During a job interview the person across the table described the role and then asked me: "Do you think you can do this?"


I said it was not the right question to ask. Two questions mattered:

  1. Would I enjoy doing what was being asked of me?

  2. Did he trust me enough to want me on his team?


If the answer to both was yes, we had something to talk about.


I have shared this with many people I have mentored. The reaction is usually the same: how does one develop the confidence to say something like that? My answer is that confidence alone is not what it takes. Clarity is.


"Will this pay well?" "Is it a step up in title?" For me, these are secondary. They tell you what the role gives you on the surface. They do not tell you whether the work will mean anything to you two years in. Title and money are easy to measure, which is exactly why they become the default. But a title does not keep you in the problem when the work gets hard. Neither does a salary.

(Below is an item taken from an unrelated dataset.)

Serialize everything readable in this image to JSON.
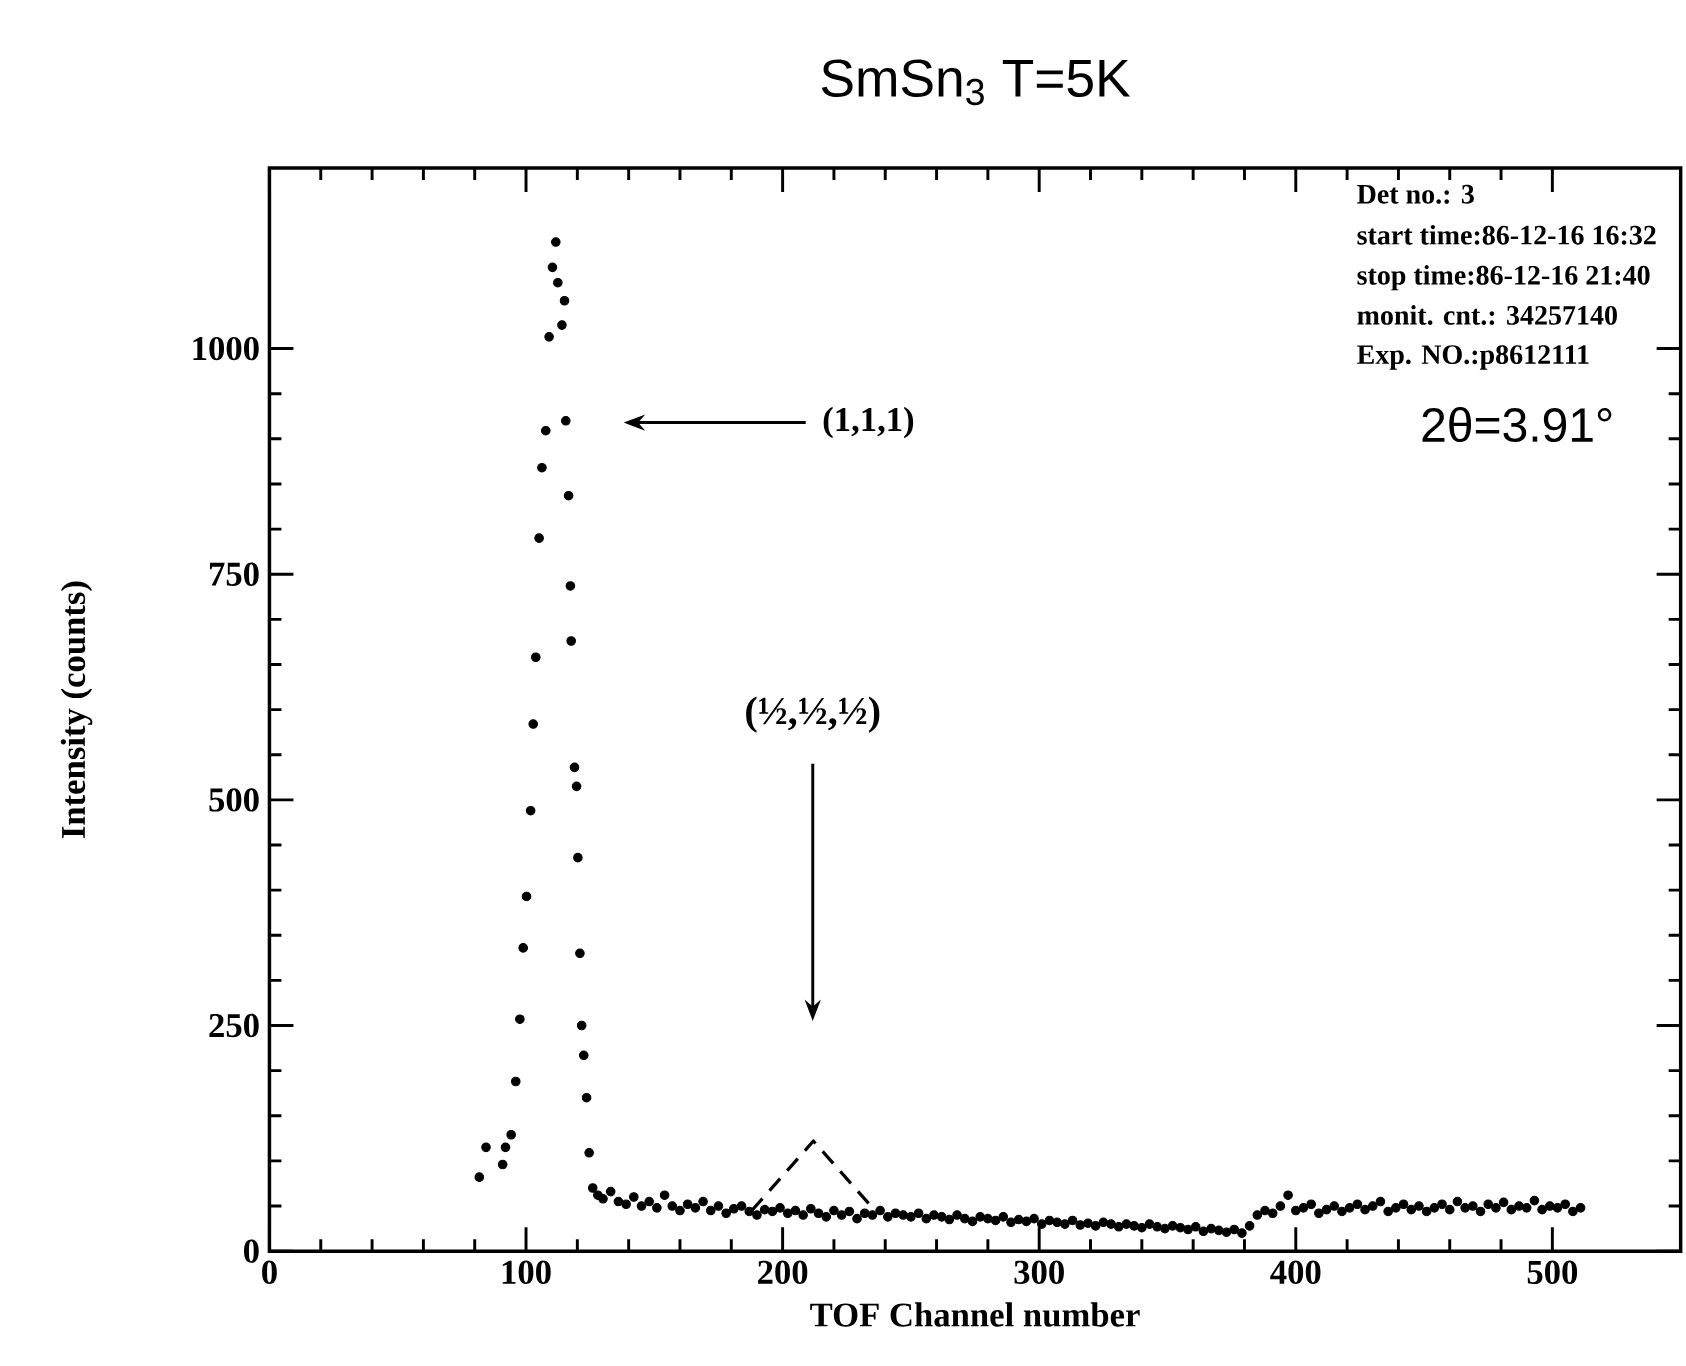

The question that cuts through is simple: will I value and enjoy doing this?


Not whether it will be comfortable. Enjoyment and comfort are not the same thing. Three months in, when the novelty has worn off, will you find the work worth doing? Will you go further into the problem, rather than away from it? If the honest answer is no, nothing else compensates.


The trust question is the other half. Good work done in an environment where your judgment is not backed rarely stays good for long. The interviewer is not just offering you a role. You are also deciding whether to work for them.


In 1995, my manager asked which business I wanted to move to. Two options had been identified. I declined both, and asked to join the telecom division, a field I had no background in. When he asked why, my answer was that I found it interesting, it was a business expected to grow and change lives, and I wanted to be a part of it.


That decision shaped the next three decades.


The people I have seen grow fastest were not always the most qualified for the role. They were the ones who wanted to be in it. That desire to stay in the problem, when the work gets hard, is what compounds over a career. It cannot be faked for long.


Ask both questions before you say yes to any role.